My next memory has a little bit more detail to it. I was in the fifth grade in Mrs. Murphy's class. The class was studying the five senses. I remember volunteering to the class that I had no sense of smell. Mrs. Murphy actually tested this in front of the class. I was blindfolded and different foods were held beneath my nose. I couldn't even tell that something was underneath my nose, let alone identify a smell to them.

My other memory is more of a story. I was a teenager and I was vacuuming the living room. My mom came racing into the room in a panic. And had me shut off the vacuum cleaner. I had no idea what the alarm was about. Well, as it happened, the rubber belt to the vacuum cleaner had slipped loose. The vacuum cleaner was creating a lot of friction on the rubber, making the entire house smell of burnt rubber. My mom, realizing I had no idea this had happened, turned to me and said, “You really don't have a sense of smell, do you?”

The last story is important, because it is an echo in my life. Smell is both a major part of our world, and something overlooked. On one hand, I'm lucky with my disability. The impairment is both minor and inobvious. People can be horrible or idiotic when dealing with people with disabilities. I have witnessed first hand on numerous occasions the offensive behaviors from members of our society. I've been lucky in that I've never had to experience those behaviors.
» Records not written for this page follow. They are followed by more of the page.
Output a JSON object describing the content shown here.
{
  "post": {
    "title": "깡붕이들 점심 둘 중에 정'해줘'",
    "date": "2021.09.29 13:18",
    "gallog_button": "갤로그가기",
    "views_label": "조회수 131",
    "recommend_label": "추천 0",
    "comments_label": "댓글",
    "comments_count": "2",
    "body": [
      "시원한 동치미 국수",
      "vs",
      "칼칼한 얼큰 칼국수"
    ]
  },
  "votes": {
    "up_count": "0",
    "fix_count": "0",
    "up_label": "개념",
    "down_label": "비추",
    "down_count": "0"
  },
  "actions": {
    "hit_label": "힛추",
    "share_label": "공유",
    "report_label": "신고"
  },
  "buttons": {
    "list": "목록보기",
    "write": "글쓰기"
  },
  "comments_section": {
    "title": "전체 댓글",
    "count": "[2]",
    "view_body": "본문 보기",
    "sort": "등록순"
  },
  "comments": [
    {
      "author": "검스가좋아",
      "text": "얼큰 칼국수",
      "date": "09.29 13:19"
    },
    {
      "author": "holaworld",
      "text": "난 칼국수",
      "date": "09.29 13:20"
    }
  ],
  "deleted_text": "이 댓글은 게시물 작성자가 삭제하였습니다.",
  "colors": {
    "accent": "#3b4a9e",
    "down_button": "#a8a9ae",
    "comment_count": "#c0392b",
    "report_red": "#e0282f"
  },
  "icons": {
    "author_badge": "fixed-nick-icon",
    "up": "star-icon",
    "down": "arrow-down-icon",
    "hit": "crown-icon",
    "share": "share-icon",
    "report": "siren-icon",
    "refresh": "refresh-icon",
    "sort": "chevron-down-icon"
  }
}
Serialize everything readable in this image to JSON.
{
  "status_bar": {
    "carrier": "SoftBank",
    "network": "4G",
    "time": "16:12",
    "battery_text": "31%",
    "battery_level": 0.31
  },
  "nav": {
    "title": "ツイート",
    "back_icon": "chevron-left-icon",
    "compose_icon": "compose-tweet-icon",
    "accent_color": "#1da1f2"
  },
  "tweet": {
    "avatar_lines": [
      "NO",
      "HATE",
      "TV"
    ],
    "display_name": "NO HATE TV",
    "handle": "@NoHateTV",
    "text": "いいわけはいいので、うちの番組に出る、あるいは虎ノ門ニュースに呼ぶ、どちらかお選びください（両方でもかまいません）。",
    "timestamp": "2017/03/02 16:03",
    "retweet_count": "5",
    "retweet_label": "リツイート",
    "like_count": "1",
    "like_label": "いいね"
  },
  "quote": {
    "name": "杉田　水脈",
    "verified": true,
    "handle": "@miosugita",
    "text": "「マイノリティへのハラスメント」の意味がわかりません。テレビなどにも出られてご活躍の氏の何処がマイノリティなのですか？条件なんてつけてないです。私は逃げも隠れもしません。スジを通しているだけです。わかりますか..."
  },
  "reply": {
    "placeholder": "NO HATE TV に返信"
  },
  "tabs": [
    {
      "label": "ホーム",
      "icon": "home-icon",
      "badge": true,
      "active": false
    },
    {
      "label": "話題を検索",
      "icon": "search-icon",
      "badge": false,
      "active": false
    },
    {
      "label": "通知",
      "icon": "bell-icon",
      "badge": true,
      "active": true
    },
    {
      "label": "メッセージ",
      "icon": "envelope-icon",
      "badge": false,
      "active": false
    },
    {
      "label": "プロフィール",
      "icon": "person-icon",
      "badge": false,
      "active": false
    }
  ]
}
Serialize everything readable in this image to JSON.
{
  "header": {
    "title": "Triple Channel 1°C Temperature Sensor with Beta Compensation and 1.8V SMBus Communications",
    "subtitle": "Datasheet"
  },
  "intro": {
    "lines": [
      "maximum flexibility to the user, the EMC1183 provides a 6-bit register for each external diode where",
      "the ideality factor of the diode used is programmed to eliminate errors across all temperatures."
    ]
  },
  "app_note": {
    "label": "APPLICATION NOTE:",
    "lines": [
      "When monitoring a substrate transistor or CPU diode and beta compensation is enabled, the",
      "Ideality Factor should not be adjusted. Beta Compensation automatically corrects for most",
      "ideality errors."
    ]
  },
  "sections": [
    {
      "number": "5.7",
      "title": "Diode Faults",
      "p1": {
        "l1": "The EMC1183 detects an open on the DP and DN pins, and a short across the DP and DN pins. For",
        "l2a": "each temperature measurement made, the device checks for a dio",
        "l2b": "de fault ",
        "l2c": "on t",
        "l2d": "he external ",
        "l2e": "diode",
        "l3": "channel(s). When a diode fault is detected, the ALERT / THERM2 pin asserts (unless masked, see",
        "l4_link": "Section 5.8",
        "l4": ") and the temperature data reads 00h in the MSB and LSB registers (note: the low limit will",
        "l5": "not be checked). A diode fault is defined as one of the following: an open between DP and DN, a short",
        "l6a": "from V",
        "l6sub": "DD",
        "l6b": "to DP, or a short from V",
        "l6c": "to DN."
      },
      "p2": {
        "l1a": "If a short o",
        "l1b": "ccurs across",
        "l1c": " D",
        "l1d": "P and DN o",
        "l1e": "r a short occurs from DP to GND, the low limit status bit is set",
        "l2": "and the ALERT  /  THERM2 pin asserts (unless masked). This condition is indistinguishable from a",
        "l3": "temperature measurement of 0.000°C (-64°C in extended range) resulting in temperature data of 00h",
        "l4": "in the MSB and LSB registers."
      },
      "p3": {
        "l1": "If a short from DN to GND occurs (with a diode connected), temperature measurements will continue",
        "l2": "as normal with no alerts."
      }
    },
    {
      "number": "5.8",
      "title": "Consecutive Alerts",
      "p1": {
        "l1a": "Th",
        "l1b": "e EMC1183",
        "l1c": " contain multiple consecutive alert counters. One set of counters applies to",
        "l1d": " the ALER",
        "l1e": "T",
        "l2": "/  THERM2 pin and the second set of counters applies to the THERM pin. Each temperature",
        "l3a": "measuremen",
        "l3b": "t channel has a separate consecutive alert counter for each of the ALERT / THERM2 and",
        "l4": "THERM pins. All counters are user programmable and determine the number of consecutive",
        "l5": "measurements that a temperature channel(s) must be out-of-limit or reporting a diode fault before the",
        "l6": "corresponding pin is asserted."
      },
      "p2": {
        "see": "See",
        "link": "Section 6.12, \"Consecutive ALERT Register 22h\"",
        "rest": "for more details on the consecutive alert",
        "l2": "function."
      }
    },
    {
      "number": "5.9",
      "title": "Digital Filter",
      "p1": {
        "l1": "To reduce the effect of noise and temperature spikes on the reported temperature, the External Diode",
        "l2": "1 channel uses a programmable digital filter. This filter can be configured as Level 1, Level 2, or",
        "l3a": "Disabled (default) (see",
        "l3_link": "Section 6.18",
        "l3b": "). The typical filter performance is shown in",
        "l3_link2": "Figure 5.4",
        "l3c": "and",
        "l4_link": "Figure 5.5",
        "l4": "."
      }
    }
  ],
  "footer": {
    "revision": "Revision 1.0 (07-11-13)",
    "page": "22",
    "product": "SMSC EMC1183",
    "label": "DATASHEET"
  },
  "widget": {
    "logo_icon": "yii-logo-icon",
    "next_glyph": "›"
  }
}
On the other hand, my disability has the drawback of being both minor and inobvious.

My mom's statement is a perfect example of the minor drawback. She forgot. Everyone forgets. My sister over Christmas, who has known me for her entire life, forgot. Everyone forgets that I have a sense of smell. I absolutely hate having to remind people. If I had a five dollar bill every time someone asked me, “What's that smell?” I'd own my own personal elephant with a private elephant trainer.

People forgetting I don't have a sense of smell isn't that big of an issue. It certainly isn't my biggest annoyance. That is reserved for people who are trying to sell products with an odor to them. You might find these people annoying too, but take this from the stand point from someone without a sense of smell. Imagine walking into Best Buy and having a salesperson shove a DVD within inches of your face. Now imagine going into Target and having a salesperson spraying jets of mist in your direction that only make your throat choke.

You see, there is something I didn't know about my sense of smell. Smell comes from two sources. There is the olfactory gland and the nervous system. The olfactory gland processes the smaller odors and transmits the signals to the brain. This gives you the different scents you come to know. The nervous system gets larger particles and transmits directly to the brain. My olfactory gland does not work, but my nervous system does. For me smell functions like this. Air is clean and crisp or air is thick. Candle stores, perfume shops, and those annoying “smell this” vendors don't produce positive smells. They make my breathing clench up.

FAQ Time!
First common statement: “Can you taste food?”

Answer: Yes. I can taste food and I enjoy a wide variety of foods. Most of what makes my food experience different from yours, is your ability to smell the seasonings and spices of the food. I can taste some spices in my meals, but not all of them. Which, in my opinion, tells me that some spices don't actually add taste to food. The reason why your food experience changes when you're sick, is because you are used to having the smell and taste blend together. I am not.

Second common statement: “That must be nice, not being able to smell XXXX.”

Answer: Thank you for pointing that out. I never realized that before that moment. Yes, the world has a wide variety of smells that are horrific, or at least I'm told. At the same time, I'm missing all of the smells of the world that aren't horrific. And, if that isn't enough, smell can invoke memories. That's something I'll never, ever be able to do.

Third common statement: “Are you sure?” or “How do you know?”
Answer: Yes, I've gone 33 years of my life and just haven't sniffed the right odor yet. There is no response to this question and yet I hear it a lot.